Jean-Paul Olive :Un son désenchanté

Olive Jean-Paul, Un son désenchanté. « Collection d'esthétique » (73), Klincksieck, Paris 2008 [282 p., ISBN-19782252036822 ; 29 €].

Le livre de Jean-Paul Olive, Un son désenchanté, est un ouvrage riche et complexe, complexe entendu au sens étymologique d'entrelacement, car on assiste au nouage de dimensions habituellement dissociées : celle du travail du chercheur et celle de la touche, de la patte du musicien.

Alors il s'agit bien d'un livre sur Adorno, sur la musique et en particulier la musique contemporaine, sur son écriture, les conditions dans lesquelles elle s'effectue, le rapport de la musique à la société... un texte scientifique écrit par un universitaire. Mais c'est à mon sens aussi, un livre qui met en relief, la raison pour laquelle Jean-Paul Olive est retenu, appelé par Adorno, une chose au coeur de la pensée de l'un comme de l'autre : l'ancrage du conceptuel dans le sensible, et dans le sensible le plus sensible (au moins pour nous ici) : la musique.

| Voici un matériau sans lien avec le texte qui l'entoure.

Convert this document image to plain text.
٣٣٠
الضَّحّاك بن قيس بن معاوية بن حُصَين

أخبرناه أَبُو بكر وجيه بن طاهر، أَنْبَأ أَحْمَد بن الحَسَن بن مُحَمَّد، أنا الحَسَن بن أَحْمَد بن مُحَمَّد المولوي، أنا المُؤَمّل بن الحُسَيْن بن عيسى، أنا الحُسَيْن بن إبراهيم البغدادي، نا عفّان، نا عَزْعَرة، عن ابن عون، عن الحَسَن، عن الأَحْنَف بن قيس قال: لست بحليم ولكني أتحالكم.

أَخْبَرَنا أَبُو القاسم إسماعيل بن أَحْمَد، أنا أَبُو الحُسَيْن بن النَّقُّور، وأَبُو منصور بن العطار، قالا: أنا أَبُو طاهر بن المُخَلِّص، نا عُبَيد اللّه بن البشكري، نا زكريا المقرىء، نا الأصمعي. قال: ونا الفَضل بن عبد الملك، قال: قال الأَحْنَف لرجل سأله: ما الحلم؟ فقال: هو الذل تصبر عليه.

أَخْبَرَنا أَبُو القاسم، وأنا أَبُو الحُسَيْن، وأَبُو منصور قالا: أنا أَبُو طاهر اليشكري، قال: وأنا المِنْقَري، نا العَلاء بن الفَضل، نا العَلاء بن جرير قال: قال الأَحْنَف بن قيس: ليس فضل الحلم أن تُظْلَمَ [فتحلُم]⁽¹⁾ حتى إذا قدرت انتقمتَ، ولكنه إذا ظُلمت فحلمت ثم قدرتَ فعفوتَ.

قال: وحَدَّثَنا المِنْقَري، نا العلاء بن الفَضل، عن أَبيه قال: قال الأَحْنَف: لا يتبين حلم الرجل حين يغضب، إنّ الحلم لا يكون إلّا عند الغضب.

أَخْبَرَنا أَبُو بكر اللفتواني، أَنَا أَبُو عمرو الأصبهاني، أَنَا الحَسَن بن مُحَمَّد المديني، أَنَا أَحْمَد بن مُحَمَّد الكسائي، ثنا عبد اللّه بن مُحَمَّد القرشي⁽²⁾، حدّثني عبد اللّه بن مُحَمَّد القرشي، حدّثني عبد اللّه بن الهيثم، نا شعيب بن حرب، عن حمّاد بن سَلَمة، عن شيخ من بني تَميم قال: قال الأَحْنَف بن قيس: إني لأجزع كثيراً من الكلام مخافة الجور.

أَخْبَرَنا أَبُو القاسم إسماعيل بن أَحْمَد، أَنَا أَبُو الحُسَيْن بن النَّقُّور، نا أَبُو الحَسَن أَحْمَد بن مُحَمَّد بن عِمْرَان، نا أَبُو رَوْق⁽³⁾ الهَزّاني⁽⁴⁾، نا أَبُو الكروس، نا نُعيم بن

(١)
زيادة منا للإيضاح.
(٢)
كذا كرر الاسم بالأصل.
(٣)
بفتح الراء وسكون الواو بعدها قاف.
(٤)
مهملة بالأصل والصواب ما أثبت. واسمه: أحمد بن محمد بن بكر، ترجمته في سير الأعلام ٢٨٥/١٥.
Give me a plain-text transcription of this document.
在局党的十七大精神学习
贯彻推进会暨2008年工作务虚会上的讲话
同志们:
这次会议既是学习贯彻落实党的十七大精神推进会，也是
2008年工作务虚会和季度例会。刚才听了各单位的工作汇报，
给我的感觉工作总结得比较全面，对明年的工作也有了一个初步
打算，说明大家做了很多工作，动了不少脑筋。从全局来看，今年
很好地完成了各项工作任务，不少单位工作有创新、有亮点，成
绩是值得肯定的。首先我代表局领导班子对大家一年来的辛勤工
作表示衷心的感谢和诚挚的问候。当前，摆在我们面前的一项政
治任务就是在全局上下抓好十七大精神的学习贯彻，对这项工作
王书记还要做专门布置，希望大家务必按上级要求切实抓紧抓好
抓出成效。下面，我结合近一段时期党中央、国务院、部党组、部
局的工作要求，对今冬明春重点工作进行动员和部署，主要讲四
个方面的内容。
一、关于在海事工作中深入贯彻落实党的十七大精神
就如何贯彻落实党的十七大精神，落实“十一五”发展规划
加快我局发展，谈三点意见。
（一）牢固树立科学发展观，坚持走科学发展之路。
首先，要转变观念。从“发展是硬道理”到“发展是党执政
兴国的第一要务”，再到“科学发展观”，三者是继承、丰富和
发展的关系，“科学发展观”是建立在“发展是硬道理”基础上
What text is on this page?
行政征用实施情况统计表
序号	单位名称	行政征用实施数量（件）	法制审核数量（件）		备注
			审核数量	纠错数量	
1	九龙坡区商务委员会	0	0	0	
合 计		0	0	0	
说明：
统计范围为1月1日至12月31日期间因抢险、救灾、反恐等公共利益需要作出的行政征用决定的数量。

Cette jonction des horizons marque d'une couleur forte la tonalité du livre. Cette intrication donne à l'ouvrage une forme singulière, dans laquelle s'entrecroisent plusieurs types d'organisation du discours : le découpage habituel en chapitres (Le geste ; Seconde Nature ; Autour du fragment ; Ce qui arrive, ce qui passe...) chapitres scindés eux-mêmes en paragraphes mais à l'accent adornien, à la façon des Minima moralia, c'est à dire des paragraphes non hiérarchisés bien que précédés chacun d'un titre. Et dans cet environnement brusquement surgissent des Fictions, inattendues, irruption d'une expression littéraire à caractère me semble-t-il allégorique, présentée sous forme de dialogues dans lesquelles un certain Théodore converse avec différents interlocuteurs, dont je vous laisse découvrir lors de votre lecture, les identités... Ces fictions se glissent dans les interstices des paragraphes, sans pour autant les morceler bien au contraire, constituant un ensemble, composé au sens musical du terme. J'emprunterai d'ailleurs à J. P. Olive ses propres mots pour caractériser cette organisation formelle, mots écrits dans l'un des premiers paragraphes précisément intitulé « composition » :

Comme certaines musiques, certains textes palpitent et tirent leur intensité — leur complexité aussi — du constant frottement entre leurs unités de surface — thèmes, figures — et les motifs profonds, parfois secrets ou non explicités, qui les irriguent.  Ce frottement entre les couches superficielles et une dimension sous-cutanée est ce qui donne son mouvement à l'écriture, sa force dynamique, l'empêchant de s'abîmer dans de vaines  figures virtuoses. Il empêche l'écriture de tomber dans une logique purement discursive, dans une plate littéralité ou dans le formalisme  pur1.

Le lecteur doit donc participer, s'engager dans la lecture, y tracer son chemin,  faire entrer en vibration : les titres et les paragraphes, les paragraphes entre eux, les fictions avec les paragraphes... La pensée d'Adorno est ainsi traitée simultanément, mieux, polyphoniquement sur différents niveaux. Le premier dialogue de la première fiction, me semble totalement éclairant sur les enjeux visés, par ailleurs exprimés d'emblée par le très beau titre du livre : Un son désenchanté.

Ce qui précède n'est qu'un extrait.